This vegan plum crumble is healthy take on the old family traditional crumble. A perfect weekend brunch or dessert, which is also friendly for the waist. No gluten, dairy or refined sugar.
The plum tree in our garden has exceeded all expectations this year. ‘The old lady’ of the tree has been so abundant that I’ve turned into a plum supplier for the neighbours and work colleagues for a few weeks. I kept picking and the plum tree kept gifting more and more delicious goods. Isn’t Mother Nature a generous lady?!
Crumble must be one of our family’s favourite dishes. Its simplicity and versatility make it an excellent quick-to-prepare dessert for any family gathering or dinner party.
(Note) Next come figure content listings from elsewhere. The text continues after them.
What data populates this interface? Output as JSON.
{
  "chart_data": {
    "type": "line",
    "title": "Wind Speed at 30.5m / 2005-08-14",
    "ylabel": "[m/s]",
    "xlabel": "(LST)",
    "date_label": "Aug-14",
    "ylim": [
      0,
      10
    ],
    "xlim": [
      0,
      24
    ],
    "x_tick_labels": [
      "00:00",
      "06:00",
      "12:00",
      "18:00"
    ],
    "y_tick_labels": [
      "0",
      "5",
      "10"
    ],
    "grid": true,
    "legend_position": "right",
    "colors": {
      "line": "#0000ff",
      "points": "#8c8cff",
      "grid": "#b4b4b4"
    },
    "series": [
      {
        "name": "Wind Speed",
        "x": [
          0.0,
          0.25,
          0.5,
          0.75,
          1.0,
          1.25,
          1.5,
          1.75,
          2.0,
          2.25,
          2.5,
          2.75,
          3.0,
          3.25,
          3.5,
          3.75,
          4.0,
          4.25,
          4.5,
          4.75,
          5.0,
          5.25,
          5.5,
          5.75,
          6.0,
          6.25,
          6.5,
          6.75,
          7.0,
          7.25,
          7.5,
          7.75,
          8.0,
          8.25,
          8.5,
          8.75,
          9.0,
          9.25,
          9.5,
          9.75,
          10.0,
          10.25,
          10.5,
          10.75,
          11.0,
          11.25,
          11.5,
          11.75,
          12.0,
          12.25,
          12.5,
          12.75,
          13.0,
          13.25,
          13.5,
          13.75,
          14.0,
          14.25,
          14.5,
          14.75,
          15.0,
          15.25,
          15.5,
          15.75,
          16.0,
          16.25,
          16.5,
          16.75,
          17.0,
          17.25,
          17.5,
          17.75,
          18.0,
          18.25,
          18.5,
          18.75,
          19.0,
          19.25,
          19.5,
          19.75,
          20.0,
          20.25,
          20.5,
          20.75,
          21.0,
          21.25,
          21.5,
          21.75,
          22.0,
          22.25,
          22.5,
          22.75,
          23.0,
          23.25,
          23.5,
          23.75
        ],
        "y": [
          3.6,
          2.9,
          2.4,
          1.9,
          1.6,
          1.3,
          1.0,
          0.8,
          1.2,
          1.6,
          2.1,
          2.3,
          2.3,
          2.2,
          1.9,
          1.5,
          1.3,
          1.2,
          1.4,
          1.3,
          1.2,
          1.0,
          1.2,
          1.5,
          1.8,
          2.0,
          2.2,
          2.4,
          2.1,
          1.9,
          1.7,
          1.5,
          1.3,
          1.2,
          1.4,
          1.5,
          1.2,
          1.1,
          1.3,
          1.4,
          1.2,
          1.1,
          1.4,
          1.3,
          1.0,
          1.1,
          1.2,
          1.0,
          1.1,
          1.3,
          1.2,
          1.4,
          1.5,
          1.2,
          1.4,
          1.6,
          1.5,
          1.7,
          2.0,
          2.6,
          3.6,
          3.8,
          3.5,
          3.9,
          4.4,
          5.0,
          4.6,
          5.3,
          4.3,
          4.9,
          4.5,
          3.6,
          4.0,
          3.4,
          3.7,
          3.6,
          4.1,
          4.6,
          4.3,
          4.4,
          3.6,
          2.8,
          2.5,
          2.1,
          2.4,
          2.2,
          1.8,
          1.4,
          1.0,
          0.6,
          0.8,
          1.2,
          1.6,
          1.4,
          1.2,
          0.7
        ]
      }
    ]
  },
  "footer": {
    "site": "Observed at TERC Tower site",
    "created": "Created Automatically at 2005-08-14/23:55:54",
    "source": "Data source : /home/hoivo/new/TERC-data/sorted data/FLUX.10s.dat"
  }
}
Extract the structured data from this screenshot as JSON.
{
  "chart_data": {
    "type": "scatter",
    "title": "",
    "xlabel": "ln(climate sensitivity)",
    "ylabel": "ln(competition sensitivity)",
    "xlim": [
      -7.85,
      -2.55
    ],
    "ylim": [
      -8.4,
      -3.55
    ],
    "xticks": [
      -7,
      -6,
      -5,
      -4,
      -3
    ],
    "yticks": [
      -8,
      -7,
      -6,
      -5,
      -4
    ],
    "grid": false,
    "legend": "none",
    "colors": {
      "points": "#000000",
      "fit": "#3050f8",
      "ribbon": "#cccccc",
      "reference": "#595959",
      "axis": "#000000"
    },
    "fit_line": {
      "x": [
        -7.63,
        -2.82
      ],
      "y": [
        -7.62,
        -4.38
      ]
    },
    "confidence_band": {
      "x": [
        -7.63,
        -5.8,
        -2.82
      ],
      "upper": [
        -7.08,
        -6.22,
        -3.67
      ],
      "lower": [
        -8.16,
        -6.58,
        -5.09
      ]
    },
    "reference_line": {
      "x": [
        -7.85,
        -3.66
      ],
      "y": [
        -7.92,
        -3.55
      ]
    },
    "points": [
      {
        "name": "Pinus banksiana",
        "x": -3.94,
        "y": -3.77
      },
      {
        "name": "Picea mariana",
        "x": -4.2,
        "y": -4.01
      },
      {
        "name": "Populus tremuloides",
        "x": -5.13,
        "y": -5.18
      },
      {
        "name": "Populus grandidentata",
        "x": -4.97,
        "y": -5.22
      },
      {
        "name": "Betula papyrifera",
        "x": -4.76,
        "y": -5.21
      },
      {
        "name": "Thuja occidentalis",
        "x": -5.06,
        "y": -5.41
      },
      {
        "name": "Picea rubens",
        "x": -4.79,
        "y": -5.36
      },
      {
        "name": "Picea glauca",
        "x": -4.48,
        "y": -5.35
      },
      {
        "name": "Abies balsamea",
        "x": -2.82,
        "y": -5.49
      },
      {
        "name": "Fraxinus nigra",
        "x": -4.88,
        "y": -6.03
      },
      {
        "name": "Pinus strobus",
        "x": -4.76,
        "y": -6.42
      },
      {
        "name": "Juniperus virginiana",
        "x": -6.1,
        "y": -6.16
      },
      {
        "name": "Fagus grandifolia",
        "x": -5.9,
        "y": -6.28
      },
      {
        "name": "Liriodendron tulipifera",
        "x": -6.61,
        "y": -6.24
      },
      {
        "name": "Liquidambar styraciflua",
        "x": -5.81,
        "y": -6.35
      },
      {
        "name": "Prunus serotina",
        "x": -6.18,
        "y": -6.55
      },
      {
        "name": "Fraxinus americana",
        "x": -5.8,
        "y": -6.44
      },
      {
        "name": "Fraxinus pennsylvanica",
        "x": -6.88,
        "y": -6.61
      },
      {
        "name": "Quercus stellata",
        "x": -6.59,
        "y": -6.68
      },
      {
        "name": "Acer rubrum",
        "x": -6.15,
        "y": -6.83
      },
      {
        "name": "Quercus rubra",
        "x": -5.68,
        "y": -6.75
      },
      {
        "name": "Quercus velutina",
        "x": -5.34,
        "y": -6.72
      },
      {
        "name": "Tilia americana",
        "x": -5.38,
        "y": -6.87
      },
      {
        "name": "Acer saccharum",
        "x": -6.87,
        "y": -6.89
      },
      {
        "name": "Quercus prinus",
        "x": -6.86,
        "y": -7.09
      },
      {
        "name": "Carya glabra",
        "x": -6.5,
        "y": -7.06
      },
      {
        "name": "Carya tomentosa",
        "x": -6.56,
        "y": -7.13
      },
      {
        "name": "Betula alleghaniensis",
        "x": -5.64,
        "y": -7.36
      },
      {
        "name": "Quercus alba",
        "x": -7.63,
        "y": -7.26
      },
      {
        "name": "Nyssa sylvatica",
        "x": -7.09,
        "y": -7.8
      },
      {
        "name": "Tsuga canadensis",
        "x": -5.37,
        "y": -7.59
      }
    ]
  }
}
However, as much I like the traditional crumble, it’s full of refined sugar and also contains wheat (which I’m not very friendly with at the moment). Therefore, I decided to add my own healthy spin on this traditional classic dish.
Why you’ll love this vegan plum crumble
- First of all, it’s quick and easy to make. Less than 30 minutes to be precise!
- Perfect recipe for those with dietary requirements: no gluten, dairy or refined sugar.
- It makes a delicious weekend brunch or healthier dessert.
Looking for more vegan dessert inspiration?
Check out some of the readers’ favourite recipes below:
- Quick & easy nectarine tart
- Healthier raspberry & rhubarb crisp
- Plum & blackberry galette
- Chocolate & blood orange tart
- Vegan strawberry mousse cake
In conclusion, if you recreate this quick and easy vegan plum crumble, I’d be delighted to read your comments and hear your feedback. And be sure to drop a comment here on the blog, tag me in your photos on Instagram @Fit Foodie Nutter, Facebook or Pinterest.
See you next week.
Gluten free and dairy free plum crumble (vegan, candida friendly)
- For the filling:
- 2 cups plums (stones removed and cut in half)
- 2 tbsp xylitol or coconut sugar
- 1 tbsp vanilla extract
- 1 tsp ground cinnamon
For the crumble:
- 1 1/2 cup gluten free oats
- 1 tsp ground cinnamon
- 1 tsp vanilla extract
- 1/4 cup coconut oil (melted)
- 2 tbsp maple syrup
- 1/2 cup puffed quinoa (or replace with oats)
- Preheat the oven to 180C.
- Place all the filling ingredients in a pan and cook on low to medium heat for around 5 minutes until the plums are just starting to soften.
- Whilst the plums are cooking, place all the crumble ingredients apart from puffed quinoa in a food processor and pulse for a few seconds to mix everything together. Add puffed quinoa and pulse 3 or 4 times just to incorporate all the quinoa. If you haven't got puffed quinoa to hand, just replace it with oats.
- Transfer the cooked plums into an oven proof dish and spread evenly to cover the bottom of the dish. Top with crumble and place in the oven for 12-15 minutes until it turns golden brown. Serve whilst hot with a dollop of coconut yoghurt if you wish.